Avant d'aller les rejoindre dans leur local, je me suis assis un moment dans la salle d'attente. J'ai bien senti l'accablement, j'ai bien vu les coupe-vent trop légers pour la saison et les cernes sous les yeux des enfants, j'ai bien vu qu'on souffrait ici d'une maladie qui les englobe toutes : la misère.

J'ai dit à ceux de la répétition : " J'imagine que certains soirs, vous devez en avoir jusque-là de vos pauvres qui fument comme des cheminées, de vos jeunes qui ont la gaie, de vos vieux lamenteux, de vos monoparentales qui retombent enceintes, de vos fêlés qui seraient mieux en institution... Pourtant, au lieu de rentrer chez vous, vous venez ici avec l'idée de leur ramasser quatre sous... "

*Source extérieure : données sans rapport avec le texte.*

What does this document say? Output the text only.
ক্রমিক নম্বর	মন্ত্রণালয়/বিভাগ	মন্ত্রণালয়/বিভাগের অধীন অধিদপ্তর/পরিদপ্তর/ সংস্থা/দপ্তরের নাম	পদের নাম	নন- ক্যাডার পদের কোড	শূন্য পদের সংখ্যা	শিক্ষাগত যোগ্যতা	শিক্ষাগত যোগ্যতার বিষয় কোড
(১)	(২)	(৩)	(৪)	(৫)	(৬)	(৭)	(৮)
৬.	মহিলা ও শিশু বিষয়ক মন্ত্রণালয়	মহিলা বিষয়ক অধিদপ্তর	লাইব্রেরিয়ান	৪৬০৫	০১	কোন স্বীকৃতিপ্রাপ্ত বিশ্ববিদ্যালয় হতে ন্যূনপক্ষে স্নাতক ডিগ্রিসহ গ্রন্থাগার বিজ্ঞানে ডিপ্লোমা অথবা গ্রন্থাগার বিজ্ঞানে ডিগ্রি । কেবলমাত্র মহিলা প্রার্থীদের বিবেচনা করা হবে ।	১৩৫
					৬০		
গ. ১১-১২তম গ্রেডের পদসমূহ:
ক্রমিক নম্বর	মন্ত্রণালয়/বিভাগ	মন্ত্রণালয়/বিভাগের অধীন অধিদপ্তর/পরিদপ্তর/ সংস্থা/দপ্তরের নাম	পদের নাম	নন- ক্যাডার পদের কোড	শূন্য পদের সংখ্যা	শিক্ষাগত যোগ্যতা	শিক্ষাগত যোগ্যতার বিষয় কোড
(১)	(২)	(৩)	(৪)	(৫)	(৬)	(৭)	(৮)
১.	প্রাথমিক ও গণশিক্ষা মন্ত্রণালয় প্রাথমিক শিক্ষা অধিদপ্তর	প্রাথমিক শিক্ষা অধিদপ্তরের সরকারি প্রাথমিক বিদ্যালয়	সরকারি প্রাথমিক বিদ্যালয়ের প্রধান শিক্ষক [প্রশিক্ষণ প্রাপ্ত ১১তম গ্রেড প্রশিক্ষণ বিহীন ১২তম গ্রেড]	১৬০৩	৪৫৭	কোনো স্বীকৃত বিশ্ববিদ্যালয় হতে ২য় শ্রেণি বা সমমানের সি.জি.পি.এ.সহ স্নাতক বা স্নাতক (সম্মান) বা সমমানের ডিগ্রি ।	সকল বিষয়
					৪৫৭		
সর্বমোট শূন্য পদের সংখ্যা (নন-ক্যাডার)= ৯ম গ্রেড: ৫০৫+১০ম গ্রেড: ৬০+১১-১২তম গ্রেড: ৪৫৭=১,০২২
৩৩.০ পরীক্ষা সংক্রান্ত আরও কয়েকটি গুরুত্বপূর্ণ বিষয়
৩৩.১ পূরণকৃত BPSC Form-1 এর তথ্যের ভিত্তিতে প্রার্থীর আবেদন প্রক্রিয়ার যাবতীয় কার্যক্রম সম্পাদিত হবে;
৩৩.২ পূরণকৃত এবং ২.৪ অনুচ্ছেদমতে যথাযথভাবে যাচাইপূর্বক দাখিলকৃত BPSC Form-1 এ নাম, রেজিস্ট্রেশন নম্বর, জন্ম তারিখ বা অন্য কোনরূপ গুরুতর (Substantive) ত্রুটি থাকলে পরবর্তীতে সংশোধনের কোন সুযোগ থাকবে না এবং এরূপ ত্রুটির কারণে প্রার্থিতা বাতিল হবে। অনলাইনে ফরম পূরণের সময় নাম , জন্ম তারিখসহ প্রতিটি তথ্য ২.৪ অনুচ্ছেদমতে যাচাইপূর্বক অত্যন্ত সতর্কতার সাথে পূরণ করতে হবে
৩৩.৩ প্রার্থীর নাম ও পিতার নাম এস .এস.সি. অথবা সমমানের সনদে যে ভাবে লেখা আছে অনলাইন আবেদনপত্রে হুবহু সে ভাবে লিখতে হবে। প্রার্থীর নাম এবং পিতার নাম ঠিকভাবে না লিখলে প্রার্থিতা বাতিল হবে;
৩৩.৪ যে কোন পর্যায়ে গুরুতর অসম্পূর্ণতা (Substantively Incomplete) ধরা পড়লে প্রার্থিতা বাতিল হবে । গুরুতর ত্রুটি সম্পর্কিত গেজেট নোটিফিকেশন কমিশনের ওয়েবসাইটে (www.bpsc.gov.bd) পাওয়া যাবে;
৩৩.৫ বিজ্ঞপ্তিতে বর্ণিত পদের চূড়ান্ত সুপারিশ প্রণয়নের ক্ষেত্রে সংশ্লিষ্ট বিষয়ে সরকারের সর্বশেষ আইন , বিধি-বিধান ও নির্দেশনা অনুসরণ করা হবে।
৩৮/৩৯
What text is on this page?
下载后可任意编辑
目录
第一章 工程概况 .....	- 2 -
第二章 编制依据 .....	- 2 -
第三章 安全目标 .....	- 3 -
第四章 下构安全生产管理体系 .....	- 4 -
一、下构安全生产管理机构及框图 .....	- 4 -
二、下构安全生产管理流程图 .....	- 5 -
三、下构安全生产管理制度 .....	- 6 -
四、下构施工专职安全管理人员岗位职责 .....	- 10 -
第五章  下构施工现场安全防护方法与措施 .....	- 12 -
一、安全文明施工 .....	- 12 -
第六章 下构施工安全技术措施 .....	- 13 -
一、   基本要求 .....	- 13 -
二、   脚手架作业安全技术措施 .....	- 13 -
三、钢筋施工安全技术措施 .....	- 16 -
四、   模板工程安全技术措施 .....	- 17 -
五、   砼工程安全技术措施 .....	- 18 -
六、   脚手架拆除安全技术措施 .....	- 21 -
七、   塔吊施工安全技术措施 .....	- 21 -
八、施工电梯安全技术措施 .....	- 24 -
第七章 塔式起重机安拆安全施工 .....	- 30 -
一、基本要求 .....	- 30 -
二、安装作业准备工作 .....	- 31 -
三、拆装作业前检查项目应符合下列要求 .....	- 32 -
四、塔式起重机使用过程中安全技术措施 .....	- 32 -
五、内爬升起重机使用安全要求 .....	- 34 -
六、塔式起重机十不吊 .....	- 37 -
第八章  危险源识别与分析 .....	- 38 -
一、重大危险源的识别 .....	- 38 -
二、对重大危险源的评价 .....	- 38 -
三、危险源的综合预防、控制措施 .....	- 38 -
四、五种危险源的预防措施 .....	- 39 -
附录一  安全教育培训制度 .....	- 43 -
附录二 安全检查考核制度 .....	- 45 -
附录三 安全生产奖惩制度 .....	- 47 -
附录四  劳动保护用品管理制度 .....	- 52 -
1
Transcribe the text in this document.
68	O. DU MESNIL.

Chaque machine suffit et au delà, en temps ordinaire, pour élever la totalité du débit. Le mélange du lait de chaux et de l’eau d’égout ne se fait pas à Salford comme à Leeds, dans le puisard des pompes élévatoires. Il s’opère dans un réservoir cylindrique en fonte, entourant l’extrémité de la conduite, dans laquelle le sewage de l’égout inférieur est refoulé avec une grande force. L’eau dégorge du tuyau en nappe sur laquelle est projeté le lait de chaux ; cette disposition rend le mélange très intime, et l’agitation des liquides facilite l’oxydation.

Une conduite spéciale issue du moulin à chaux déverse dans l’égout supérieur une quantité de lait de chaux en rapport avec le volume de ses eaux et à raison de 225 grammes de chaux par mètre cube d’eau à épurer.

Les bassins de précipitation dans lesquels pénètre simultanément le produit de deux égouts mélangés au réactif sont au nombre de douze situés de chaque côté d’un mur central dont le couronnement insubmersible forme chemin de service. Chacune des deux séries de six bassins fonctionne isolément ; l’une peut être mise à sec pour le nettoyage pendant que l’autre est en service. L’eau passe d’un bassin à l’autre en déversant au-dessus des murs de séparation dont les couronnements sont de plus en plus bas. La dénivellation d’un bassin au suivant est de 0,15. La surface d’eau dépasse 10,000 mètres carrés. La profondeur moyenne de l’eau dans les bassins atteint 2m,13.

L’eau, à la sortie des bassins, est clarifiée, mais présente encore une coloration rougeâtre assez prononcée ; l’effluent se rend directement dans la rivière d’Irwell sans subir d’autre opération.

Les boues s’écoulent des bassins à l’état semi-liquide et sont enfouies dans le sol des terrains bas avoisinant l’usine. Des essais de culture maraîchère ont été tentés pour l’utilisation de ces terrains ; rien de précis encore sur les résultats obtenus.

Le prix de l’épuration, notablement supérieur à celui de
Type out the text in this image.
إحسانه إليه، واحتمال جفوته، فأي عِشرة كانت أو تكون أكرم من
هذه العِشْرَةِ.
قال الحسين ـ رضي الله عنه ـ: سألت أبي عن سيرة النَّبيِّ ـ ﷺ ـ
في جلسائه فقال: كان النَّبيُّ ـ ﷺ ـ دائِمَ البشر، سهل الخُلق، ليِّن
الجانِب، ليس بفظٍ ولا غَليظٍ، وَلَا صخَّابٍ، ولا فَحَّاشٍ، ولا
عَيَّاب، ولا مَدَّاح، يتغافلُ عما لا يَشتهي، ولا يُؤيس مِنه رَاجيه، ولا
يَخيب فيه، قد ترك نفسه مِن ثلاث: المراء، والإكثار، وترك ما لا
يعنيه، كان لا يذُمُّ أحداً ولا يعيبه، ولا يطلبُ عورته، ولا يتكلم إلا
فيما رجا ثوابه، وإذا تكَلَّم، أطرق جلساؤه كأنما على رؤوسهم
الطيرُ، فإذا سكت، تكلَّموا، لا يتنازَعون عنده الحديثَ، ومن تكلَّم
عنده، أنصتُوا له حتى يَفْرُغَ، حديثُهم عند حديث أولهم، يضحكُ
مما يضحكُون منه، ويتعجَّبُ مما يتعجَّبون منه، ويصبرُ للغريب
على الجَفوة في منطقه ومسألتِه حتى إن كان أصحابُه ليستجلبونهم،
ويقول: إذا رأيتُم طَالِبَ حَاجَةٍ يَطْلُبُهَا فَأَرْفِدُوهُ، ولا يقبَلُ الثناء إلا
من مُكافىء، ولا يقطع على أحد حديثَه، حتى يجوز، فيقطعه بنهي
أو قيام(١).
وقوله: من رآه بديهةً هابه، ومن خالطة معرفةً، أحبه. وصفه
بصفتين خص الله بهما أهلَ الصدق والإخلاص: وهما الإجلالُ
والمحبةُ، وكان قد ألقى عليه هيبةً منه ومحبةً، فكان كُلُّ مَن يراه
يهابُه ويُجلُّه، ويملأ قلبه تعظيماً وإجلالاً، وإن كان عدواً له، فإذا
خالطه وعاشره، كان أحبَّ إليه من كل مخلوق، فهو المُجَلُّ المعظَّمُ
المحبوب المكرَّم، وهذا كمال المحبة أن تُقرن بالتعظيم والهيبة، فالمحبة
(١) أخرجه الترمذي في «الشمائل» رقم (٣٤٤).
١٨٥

C'est André, un des médecins de la pièce, qui m'a répondu : " Tu te trompes. Nous sommes pas des bons Samaritains. C'est notre mandat de servir une clientèle qui a d'énormes besoins. Elle n'à pas à nous être reconnaissante. On fait ça pour nous, d'abord. On ramasse des sous essentiellement parce que nous sommes écoeuré des contraintes financières qui nous de faire notre job comme du monde. On prend les moyens de la faire un peu mieux. Notre clientèle l'ignore. Ne l'ignorerait-elle point qu'elle s'en ficherait et c'est bien correct.

- Sans oublier le plaisir de la chose, à ajouté Sylvia, qui est infirmière. Dans la pièce, je joue le rôle d'une femme de médecin, le rêve de ma vie ! Le rêve de toutes les infirmières !

Je reviens à vous, cher collègue. Je vous vois tout étonné et je sais bien ce que vous pensez. Vous vous dites, qu'est-ce qu'il m'emmerde celui-là, c'est quoi le problème, qu'est-ce qui empêche ces gens-là d'aider à leur façon et moi à la mienne, de ramasser mes cinquante millions, même dans la tintamarre ostentatoire d'un show de fin de millénaire ?

Je vais vous dire, cher collègue, et je m'excuse d'avance de ne pouvoir être plus clair : les pauvres n'ont pas besoin d'un autre téléthon de 50 millions.

Ils ont besoin de 35 piastres pour s'acheter des fruits, des légumes, du lait et un peu de viande à l'épicérie d'en face.

Les pauvres n'ont pas besoin d'un autre show qui fera la promotion de leurs bienfaiteurs. Ils ont besoin de justice et de services.